"Sound artist" can be an unattractive description to those wary of music created more by concept than by emotion, suggesting sterile exercises in studio trickery that can only be admired from a distance. It's rare to discover experimental composers presented outside a daunting academic frame, and Swedish electronic artist BJ Nilsen's Fade to White may seem better suited for multi-media installations than late-night headphone study. It's an album that requires some patience and an interest in the technological processes involved, but it also forms an expertly organized abstraction.
Better known by his ambient alter-ego, Hazard, Nilsen has worked under the broad theme of a union between nature and technology. Some of his better-known tracks were built from sound recordings of local wind patterns first made for environmental study. The body of Fade to White is a series of slow altered drones, often arranged in wave formation: a persistent rise from slight hum to swaying, metallic cloud. Nilsen's sources never reveal themselves, and dramatic shifts in his established pattern are rare, but the shrill "Grappa Polar" approaches the beginnings of melody, and the album's final peak, "Nine Ways Till Sunday," forms an ominous plateau before collapsing into shuffled units of fuzz.

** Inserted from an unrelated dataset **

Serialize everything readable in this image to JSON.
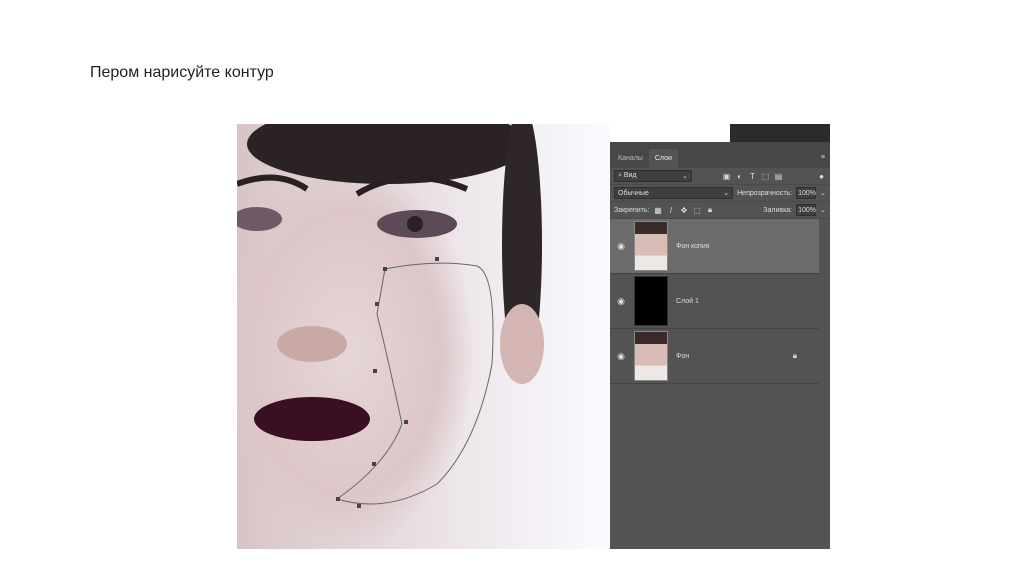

Nilsen's noise is not confrontational in the style of Japanese legend Merzbow, and he occasionally resembles a more abrasive version of ambient artists such as Tim Hecker, managing to create delicate structure from near atonality. Fade to White is far from an easy listen, but given time it can lead to an intense curiosity about Nilsen's methods. He works in a field that's very difficult to approach, making the personal affectations of this album an even clearer sign of his technical mastery.